Articolo da "Il Messaggero" del 5 febbraio 2004
Rapporto Telefono Rosa su 12 anni di richieste d’aiuto: la violenza avviene soprattutto in casa. Crescono pressioni psicologiche e ricatti economici

Donne troppo “brave”, i mariti le picchiano
Lui spesso è geloso del lavoro di lei. In aumento i casi nelle famiglie di ceto medio

di ELISABETTA CANTONE
ROMA - Il mobbing? Nell’Italia del terzo Millennio, adesso sbarca pure tra le mura domestiche. E fare le spese, di questa sottile e terribile forma di violenza che fa venire il complesso dell’ultimo anche se in realtà non lo si è, a casa come sul posto di lavoro, sono soprattutto le donne. Solo che il capo ufficio ha il volto noto dell’uomo che hanno sposato e che dice di amarle. E’ questo il dato più sorprendente del rapporto di Telefono Rosa presentato ieri nella Capitale. «Nell’evoluzione della nostra società - ha spiegato la presidente dell’Associazione nata nell’88, Maria Gabriella Garnieri Moscatelli - la gelosia maschile nei confronti delle donne ha raggiunto picchi allarmanti». Una gelosia, che però tra i motivi scatenanti non ha l’amore: «L’uomo non accetta che quello che una volta era l’angelo del focolare si è traspormato in una persona autonoma, perciò la mortifica, tenta di annullarla e spesso la picchia».Violenza psicologica, dunque. Ma anche economica. Dal monitoraggio fatto da Telefono Rosa dal ’91 al 2003, emerge che le denunce, rispetto a queste due forme di abuso sono in netto aumento: dal 34,9 per cento del ’91 si è passati al 41,2 dell’anno scorso per quelle di tipo psicologico e dall’8 per cento del ’91 al 19,7 del 2003 per quelle economiche. «Questo - sottilinea la psicologa Paola Matteucci - perché oggi molte donne, forti di una autostima recuperata, attribuiscono lo stesso valore alle varie espressioni della violenza: dalla fisica alla psicologica, sino a quella economica. Quanto agli abusi sessuali, dal 23,2 per cento del ’91 si scende al 3,7 del 2003. Un dato che farebbe immediatamente pensare a una effettiva diminuzione del fenomeno. Che invece è sottostimato, in quanto la donna che ha subito questo genere di violenza non si rivolge direttamente al Telefono Rosa ma deposita la sua denuncia ai presidi medici e di polizia.

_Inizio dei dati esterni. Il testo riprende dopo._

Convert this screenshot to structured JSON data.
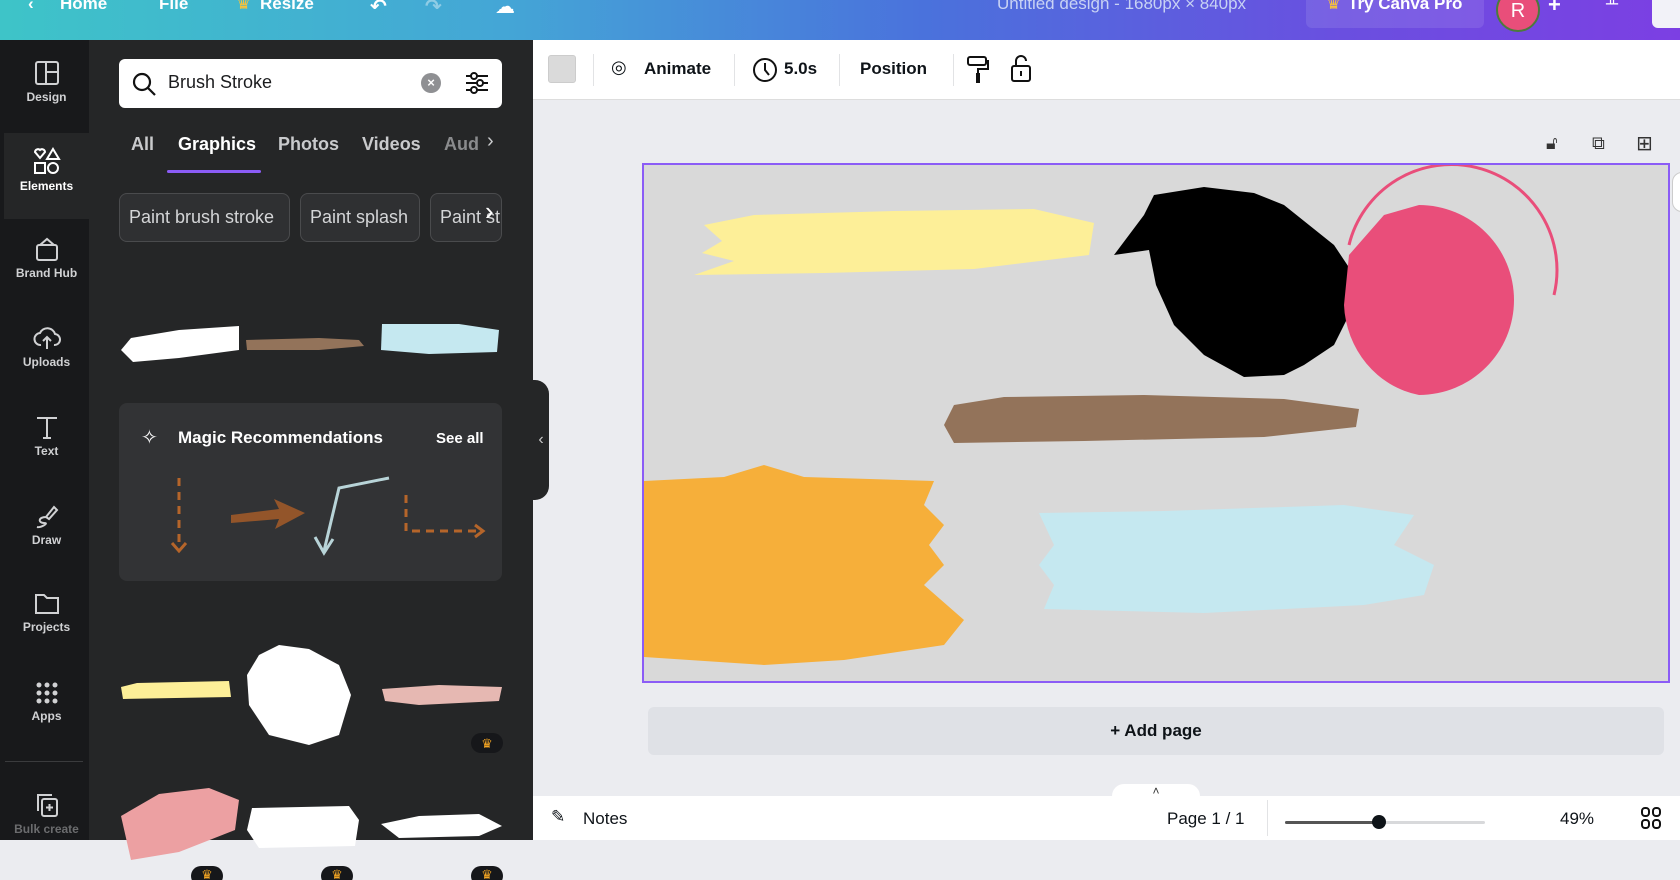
{
  "topbar": {
    "home": "Home",
    "file": "File",
    "resize": "Resize",
    "title": "Untitled design - 1680px × 840px",
    "try_pro": "Try Canva Pro",
    "avatar_initial": "R"
  },
  "rail": [
    {
      "label": "Design",
      "icon": "layout-icon"
    },
    {
      "label": "Elements",
      "icon": "shapes-icon"
    },
    {
      "label": "Brand Hub",
      "icon": "brand-icon"
    },
    {
      "label": "Uploads",
      "icon": "cloud-upload-icon"
    },
    {
      "label": "Text",
      "icon": "text-icon"
    },
    {
      "label": "Draw",
      "icon": "pen-icon"
    },
    {
      "label": "Projects",
      "icon": "folder-icon"
    },
    {
      "label": "Apps",
      "icon": "grid-icon"
    },
    {
      "label": "Bulk create",
      "icon": "bulk-create-icon"
    }
  ],
  "panel": {
    "search_value": "Brush Stroke",
    "tabs": [
      "All",
      "Graphics",
      "Photos",
      "Videos",
      "Audio"
    ],
    "active_tab": "Graphics",
    "chips": [
      "Paint brush stroke",
      "Paint splash",
      "Paint stroke"
    ],
    "magic_title": "Magic Recommendations",
    "see_all": "See all"
  },
  "toolbar": {
    "animate": "Animate",
    "duration": "5.0s",
    "position": "Position"
  },
  "canvas": {
    "add_page": "+ Add page",
    "page_border_color": "#8b5cf6",
    "colors": {
      "yellow": "#fdef98",
      "black": "#000000",
      "pink": "#e94e7a",
      "brown": "#93735a",
      "orange": "#f6af3a",
      "lightblue": "#c5e8f0"
    }
  },
  "bottombar": {
    "notes": "Notes",
    "page": "Page 1 / 1",
    "zoom": "49%",
    "zoom_value": 49
  }
}
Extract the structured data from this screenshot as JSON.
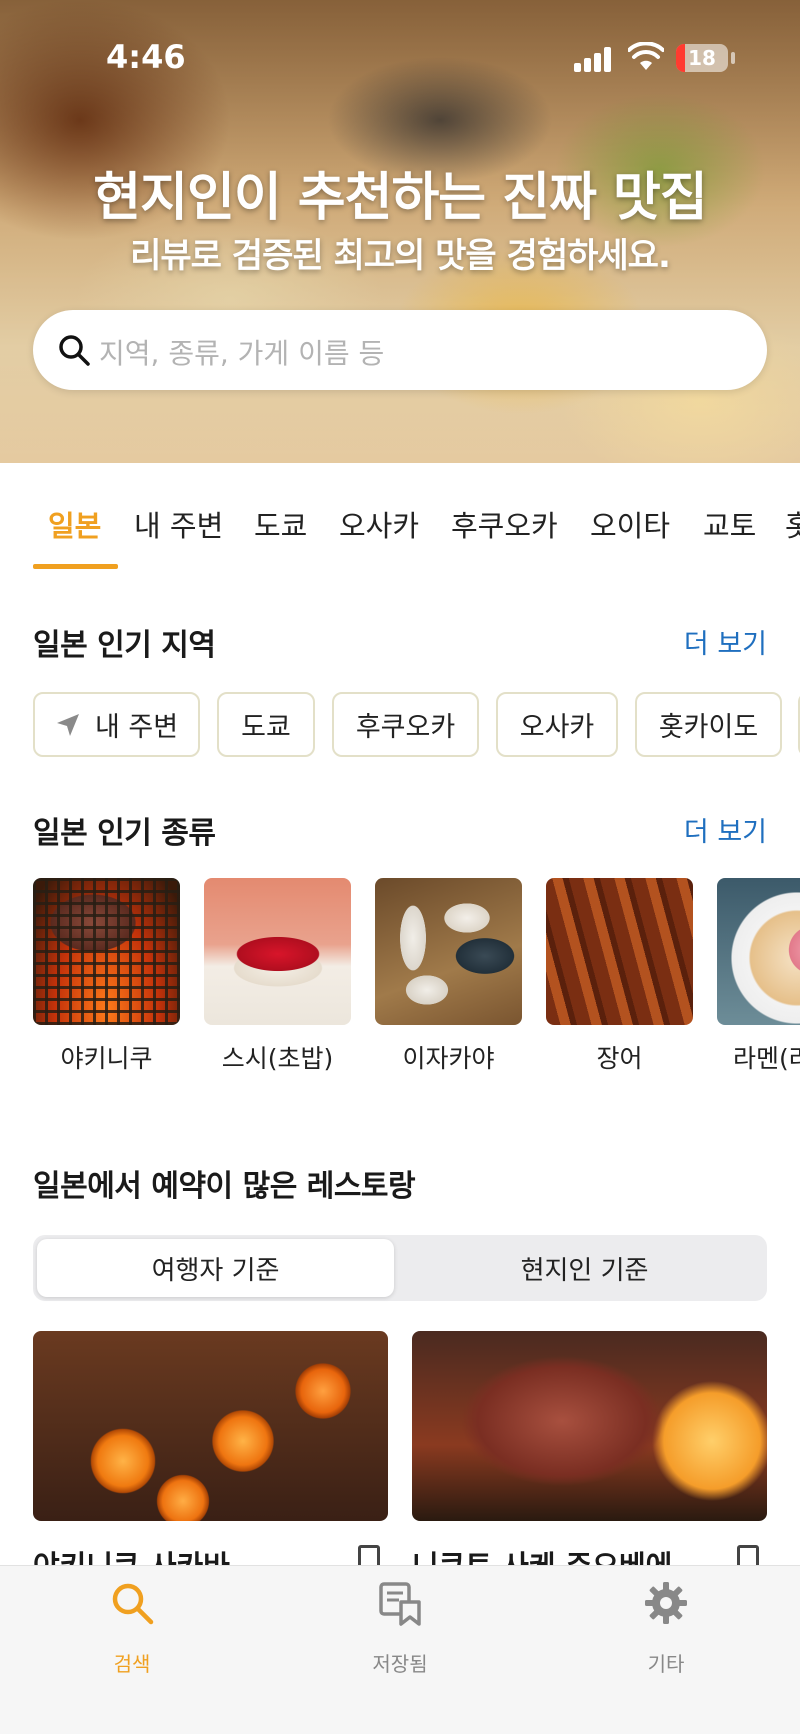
{
  "status_bar": {
    "time": "4:46",
    "battery": "18",
    "battery_level": 0.18
  },
  "hero": {
    "title": "현지인이 추천하는 진짜 맛집",
    "subtitle": "리뷰로 검증된 최고의 맛을 경험하세요.",
    "search_placeholder": "지역, 종류, 가게 이름 등"
  },
  "region_tabs": [
    {
      "label": "일본",
      "active": true
    },
    {
      "label": "내 주변"
    },
    {
      "label": "도쿄"
    },
    {
      "label": "오사카"
    },
    {
      "label": "후쿠오카"
    },
    {
      "label": "오이타"
    },
    {
      "label": "교토"
    },
    {
      "label": "홋"
    }
  ],
  "popular_regions": {
    "title": "일본 인기 지역",
    "more": "더 보기",
    "chips": [
      {
        "label": "내 주변",
        "icon": "location-arrow-icon"
      },
      {
        "label": "도쿄"
      },
      {
        "label": "후쿠오카"
      },
      {
        "label": "오사카"
      },
      {
        "label": "홋카이도"
      }
    ]
  },
  "popular_types": {
    "title": "일본 인기 종류",
    "more": "더 보기",
    "items": [
      {
        "label": "야키니쿠"
      },
      {
        "label": "스시(초밥)"
      },
      {
        "label": "이자카야"
      },
      {
        "label": "장어"
      },
      {
        "label": "라멘(라"
      }
    ]
  },
  "reservations": {
    "title": "일본에서 예약이 많은 레스토랑",
    "segments": [
      "여행자 기준",
      "현지인 기준"
    ],
    "active_segment": 0,
    "restaurants": [
      {
        "name": "야키니쿠 사카바"
      },
      {
        "name": "니쿠토 사케 주오베에"
      }
    ]
  },
  "bottom_nav": [
    {
      "label": "검색",
      "icon": "search-icon",
      "active": true
    },
    {
      "label": "저장됨",
      "icon": "bookmark-list-icon"
    },
    {
      "label": "기타",
      "icon": "gear-icon"
    }
  ],
  "colors": {
    "accent": "#f0a020",
    "link": "#1f6fbf"
  }
}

Il valore più alto registrato dalla ricerca è rappresentato dalla regolarità della violenza: 85,3 per cento nel 2003. Questo perché la maggior parte delle violenze avviene all’interno delle mura domestiche dove l’atto violento, esclusivo del maschio, diventa un modo per marcare la differenza di genere. La regolarità dell’abuso aumenta inoltre al crescere dell’intensità della relazione: quando l’intensità del rapporto è minore, la violenza diventa un episodio isolato. Quanto ai motivi che scatenano la violenza, calano quelli caratteriali («é fatto così») che passano dal 36,7 per cento all’1,2. Crescono invece i «senza motivo»: dal 9,3 per cento al 20, e i «motivi di gelosia», che vanno dal 13,4 al 44,8 per cento. Dati, che secondo la Matteucci evidenziano una importante inversione di tendenza: «Se in passato la donna giustificava il sopruso come lato del carattere o conseguenza dovuta all’abuso di alcool o droga, oggi capisce che la violenza dell’uomo è spesso sintomo di un suo disagio interiore e per questo lei stessa tende ad allontanarsi prima dal rapporto».

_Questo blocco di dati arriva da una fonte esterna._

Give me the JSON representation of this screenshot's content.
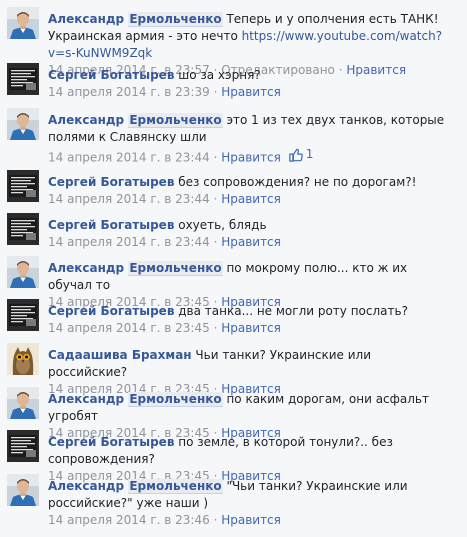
{
  "comments": [
    {
      "avatar": "man-blue-shirt",
      "author_first": "Александр",
      "author_last": "Ермольченко",
      "text": " Теперь и у ополчения есть ТАНК! Украинская армия - это нечто ",
      "link": "https://www.youtube.com/watch?v=s-KuNWM9Zqk",
      "date": "14 апреля 2014 г. в 23:57",
      "sep1": " · ",
      "edited": "Отредактировано",
      "sep2": " · ",
      "like": "Нравится"
    },
    {
      "avatar": "quote-image",
      "author": "Сергей Богатырев",
      "text": " шо за хэрня?",
      "date": "14 апреля 2014 г. в 23:39",
      "sep": " · ",
      "like": "Нравится"
    },
    {
      "avatar": "man-blue-shirt",
      "author_first": "Александр",
      "author_last": "Ермольченко",
      "text": " это 1 из тех двух танков, которые полями к Славянску шли",
      "date": "14 апреля 2014 г. в 23:44",
      "sep": " · ",
      "like": "Нравится",
      "like_count": "1"
    },
    {
      "avatar": "quote-image",
      "author": "Сергей Богатырев",
      "text": " без сопровождения? не по дорогам?!",
      "date": "14 апреля 2014 г. в 23:44",
      "sep": " · ",
      "like": "Нравится"
    },
    {
      "avatar": "quote-image",
      "author": "Сергей Богатырев",
      "text": " охуеть, блядь",
      "date": "14 апреля 2014 г. в 23:44",
      "sep": " · ",
      "like": "Нравится"
    },
    {
      "avatar": "man-blue-shirt",
      "author_first": "Александр",
      "author_last": "Ермольченко",
      "text": " по мокрому полю... кто ж их обучал то",
      "date": "14 апреля 2014 г. в 23:45",
      "sep": " · ",
      "like": "Нравится"
    },
    {
      "avatar": "quote-image",
      "author": "Сергей Богатырев",
      "text": " два танка... не могли роту послать?",
      "date": "14 апреля 2014 г. в 23:45",
      "sep": " · ",
      "like": "Нравится"
    },
    {
      "avatar": "owl",
      "author": "Садаашива Брахман",
      "text": " Чьи танки? Украинские или российские?",
      "date": "14 апреля 2014 г. в 23:45",
      "sep": " · ",
      "like": "Нравится"
    },
    {
      "avatar": "man-blue-shirt",
      "author_first": "Александр",
      "author_last": "Ермольченко",
      "text": " по каким дорогам, они асфальт угробят",
      "date": "14 апреля 2014 г. в 23:45",
      "sep": " · ",
      "like": "Нравится"
    },
    {
      "avatar": "quote-image",
      "author": "Сергей Богатырев",
      "text": " по земле, в которой тонули?.. без сопровождения?",
      "date": "14 апреля 2014 г. в 23:45",
      "sep": " · ",
      "like": "Нравится"
    },
    {
      "avatar": "man-blue-shirt",
      "author_first": "Александр",
      "author_last": "Ермольченко",
      "text": " \"Чьи танки? Украинские или российские?\" уже наши )",
      "date": "14 апреля 2014 г. в 23:46",
      "sep": " · ",
      "like": "Нравится"
    }
  ],
  "colors": {
    "background": "#f6f7f9",
    "link": "#365899",
    "meta": "#90949c",
    "like": "#4267b2"
  }
}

Ma qual è l’identikit del marito-capo ufficio? Ha una cultura medio-alta, un’età compresa tra i 35 e i 54 anni e un lavoro invidiabile: nel 22,5 per cento dei casi è impiegato, nel 14,2 un operaio, nell’11,3 un professionista, un commerciante nel 7,6 e un pensionato nel 7,5 per cento. A vederlo sembra uno tutto d’un pezzo, invece tra le pareti di casa sua si trasforma in un essere odioso. Anche la donna che subisce ha un titolo di studio superiore e tra le laureate si registra un incremento del sei per cento. «L’uomo violento - ha sottolineato la psicologa ha contribuito alla ricerca - è colui che, insicuro, debole e totalmente fragile nella sua identità maschile, cerca di eludere con la violenza quel processo di discussione di sè che, oggi, la donna gli impone».